The Baltimore Jewish Times
- Type: Weekly newspaper
- Owner(s): Mid-Atlantic Media, LLC
- Founder: David Alter
- Publisher: Craig Burke
- Editor: N. Aaron Troodler
- Founded: 1919
- Headquarters: 9200 Rumsey Road, Suite 215, Columbia, MD 21045
- Circulation: 10,000
- Sister newspapers: Washington Jewish Week
- ISSN: 0005-450X
- OCLC number: 42077559 3981984; 42077559
- Website: jewishtimes.com

= Baltimore Jewish Times =

Weekly newspaper in Baltimore, Maryland, US

The Baltimore Jewish Times is a weekly newspaper aimed at the Jewish community of Baltimore.

==History==

The newspaper was founded in 1919 by David Alter, and at one time it was the largest Jewish publication in the country. Alter built a seven newspaper chain, but only two survived the Great Depression, including the Baltimore Jewish Times.

In 1972, the paper was taken over by Charles "Chuck" Buerger, the grandson of the founder, and in 1974 he was joined by Gary Rosenblatt as editor. The two expanded the scope of the paper's coverage, as well as the size; in the 1980s the paper regularly exceeded 200 pages, and circulation peaked at over 20,000. In the 1980s the two also acquired The Detroit Jewish News and The Atlanta Jewish Times, which were given similar makeovers.

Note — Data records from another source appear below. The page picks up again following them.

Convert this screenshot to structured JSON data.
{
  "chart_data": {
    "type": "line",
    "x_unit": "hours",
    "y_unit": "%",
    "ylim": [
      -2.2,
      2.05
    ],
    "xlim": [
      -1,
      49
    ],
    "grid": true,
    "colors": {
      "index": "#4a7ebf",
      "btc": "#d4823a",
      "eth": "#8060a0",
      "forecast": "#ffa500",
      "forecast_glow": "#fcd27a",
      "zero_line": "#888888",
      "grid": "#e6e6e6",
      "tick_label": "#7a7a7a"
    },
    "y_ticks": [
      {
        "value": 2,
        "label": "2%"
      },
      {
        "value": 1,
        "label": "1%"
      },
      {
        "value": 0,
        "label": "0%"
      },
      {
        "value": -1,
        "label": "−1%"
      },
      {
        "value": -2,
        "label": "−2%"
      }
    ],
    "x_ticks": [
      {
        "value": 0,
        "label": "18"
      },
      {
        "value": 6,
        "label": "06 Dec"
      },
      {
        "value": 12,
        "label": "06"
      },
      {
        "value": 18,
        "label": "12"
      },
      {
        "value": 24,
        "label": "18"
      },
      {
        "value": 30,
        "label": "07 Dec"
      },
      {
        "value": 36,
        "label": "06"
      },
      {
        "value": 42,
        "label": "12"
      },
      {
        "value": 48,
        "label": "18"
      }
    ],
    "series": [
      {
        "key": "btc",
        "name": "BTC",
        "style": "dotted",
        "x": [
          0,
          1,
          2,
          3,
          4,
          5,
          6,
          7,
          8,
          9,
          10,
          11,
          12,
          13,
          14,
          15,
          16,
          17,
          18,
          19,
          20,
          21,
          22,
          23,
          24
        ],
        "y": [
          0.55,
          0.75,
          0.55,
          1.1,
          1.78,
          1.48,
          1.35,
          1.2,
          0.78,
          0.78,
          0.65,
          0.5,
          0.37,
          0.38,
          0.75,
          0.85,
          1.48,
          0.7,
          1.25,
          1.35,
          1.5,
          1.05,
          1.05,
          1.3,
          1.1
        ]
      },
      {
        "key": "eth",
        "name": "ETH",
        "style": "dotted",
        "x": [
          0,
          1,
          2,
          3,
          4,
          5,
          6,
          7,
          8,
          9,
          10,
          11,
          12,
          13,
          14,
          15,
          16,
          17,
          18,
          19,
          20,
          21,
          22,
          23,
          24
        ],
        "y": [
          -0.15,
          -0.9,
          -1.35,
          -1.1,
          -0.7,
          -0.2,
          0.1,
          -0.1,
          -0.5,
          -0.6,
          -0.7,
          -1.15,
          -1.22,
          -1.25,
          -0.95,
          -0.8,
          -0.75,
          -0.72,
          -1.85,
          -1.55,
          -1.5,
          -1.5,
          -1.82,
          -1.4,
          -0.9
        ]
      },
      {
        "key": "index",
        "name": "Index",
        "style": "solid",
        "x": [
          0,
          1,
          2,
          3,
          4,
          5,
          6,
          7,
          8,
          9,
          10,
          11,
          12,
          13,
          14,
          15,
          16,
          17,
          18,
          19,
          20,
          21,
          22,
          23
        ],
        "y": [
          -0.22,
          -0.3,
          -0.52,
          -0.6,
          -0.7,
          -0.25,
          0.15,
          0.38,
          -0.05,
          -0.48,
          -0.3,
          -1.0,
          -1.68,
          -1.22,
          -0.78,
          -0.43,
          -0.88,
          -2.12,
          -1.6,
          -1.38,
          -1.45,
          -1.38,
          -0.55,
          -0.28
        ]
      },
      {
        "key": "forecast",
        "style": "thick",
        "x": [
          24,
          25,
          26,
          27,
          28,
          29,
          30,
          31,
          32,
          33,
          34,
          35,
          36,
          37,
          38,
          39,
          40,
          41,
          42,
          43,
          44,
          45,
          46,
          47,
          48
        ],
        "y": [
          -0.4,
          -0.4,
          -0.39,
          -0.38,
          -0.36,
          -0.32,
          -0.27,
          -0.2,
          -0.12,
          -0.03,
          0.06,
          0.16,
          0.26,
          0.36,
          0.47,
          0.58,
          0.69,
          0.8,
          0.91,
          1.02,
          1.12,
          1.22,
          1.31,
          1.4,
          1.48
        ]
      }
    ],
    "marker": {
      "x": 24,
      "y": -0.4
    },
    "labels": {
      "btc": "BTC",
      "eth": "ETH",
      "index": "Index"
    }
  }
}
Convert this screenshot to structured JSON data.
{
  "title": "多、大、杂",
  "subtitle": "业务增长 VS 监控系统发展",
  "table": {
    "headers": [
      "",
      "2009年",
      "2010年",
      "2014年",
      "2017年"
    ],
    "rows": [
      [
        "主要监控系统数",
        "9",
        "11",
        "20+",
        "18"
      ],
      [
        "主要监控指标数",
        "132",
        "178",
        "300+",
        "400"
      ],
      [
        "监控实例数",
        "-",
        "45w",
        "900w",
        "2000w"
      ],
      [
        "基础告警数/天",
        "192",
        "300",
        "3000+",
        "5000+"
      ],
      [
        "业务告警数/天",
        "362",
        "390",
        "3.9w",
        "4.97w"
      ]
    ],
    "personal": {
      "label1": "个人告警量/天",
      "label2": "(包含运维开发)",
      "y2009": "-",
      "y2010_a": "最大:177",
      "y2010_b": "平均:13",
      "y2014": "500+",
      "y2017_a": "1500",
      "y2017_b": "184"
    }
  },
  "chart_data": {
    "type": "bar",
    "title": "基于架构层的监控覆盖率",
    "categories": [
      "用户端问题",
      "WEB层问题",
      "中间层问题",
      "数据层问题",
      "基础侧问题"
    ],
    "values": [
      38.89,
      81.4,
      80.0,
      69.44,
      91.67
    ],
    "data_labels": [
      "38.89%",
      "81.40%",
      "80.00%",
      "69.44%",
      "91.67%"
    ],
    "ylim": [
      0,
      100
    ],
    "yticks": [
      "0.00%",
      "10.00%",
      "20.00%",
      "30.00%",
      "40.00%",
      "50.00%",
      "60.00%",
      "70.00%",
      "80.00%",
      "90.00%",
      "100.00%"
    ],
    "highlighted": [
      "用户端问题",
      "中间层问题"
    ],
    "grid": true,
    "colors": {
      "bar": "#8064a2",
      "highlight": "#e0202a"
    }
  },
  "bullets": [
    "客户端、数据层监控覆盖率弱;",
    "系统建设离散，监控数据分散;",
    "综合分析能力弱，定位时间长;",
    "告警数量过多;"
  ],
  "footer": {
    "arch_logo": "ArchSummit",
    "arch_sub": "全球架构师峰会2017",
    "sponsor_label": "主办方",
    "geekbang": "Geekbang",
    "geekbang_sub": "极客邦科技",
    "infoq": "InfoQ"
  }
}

Rosenblatt left in 1993 to become editor of New York's The Jewish Week. Buerger started the Palm Beach Jewish Times in November 1994, and a Boca Raton/Delray Beach edition in August 1996.

Buerger died in 1996, and the paper was taken over by his son Andrew. In 1998 Andrew Buerger sold off the Florida newspapers, and in 2000 he sold the Detroit and Atlanta papers to Jewish Renaissance Media.

Phil Jacobs, a Baltimore native and former Jewish Times reporter who had been serving as editor of the Detroit paper, was named Executive Editor of the Baltimore Jewish Times in 1997. During his tenure, the paper published a series of investigative reports on child molestation by members of the rabbinate, and revealed that he had been molested himself as a child. The series won critical acclaim, but also outrage from some members of the Orthodox community, who disputed some of the accusations made. Jacobs' experience writing the series and living through the controversy it raised in his community was chronicled in Standing Silent, a 2010 documentary film by director Scott Rosenfelt (producer of Mystic Pizza and Home Alone, among others).

Jacobs left the Baltimore Jewish Times in June 2011 to become editor of Washington Jewish Week. Andrew Buerger then became editor and publisher, and runs the publication's former parent company, Alter Communications, which also produces Baltimore STYLE magazine and a number of custom publications.

In 2011, the Baltimore Jewish Times underwent a major redesign and became more magazine-like, with coated glossy stock, a smaller page size and more color photography and graphics. In 2012, the publication was sold at bankruptcy auction and purchased by Route 95 Publications LLC, owner of the Washington Jewish Week.

== Awards ==
In 2006 the Baltimore Jewish Times won a 2005 Simon Rockower Award for Excellence in News Reporting and Writing about Scientific and Technological Innovation Out of Israel from the American Jewish Press Association. The paper won six Simon Rockower Awards in 2020, one in 2021, and another two in 2022. In 2023, the American Jewish Press Association awarded the Baltimore Jewish Times one Rockower Award.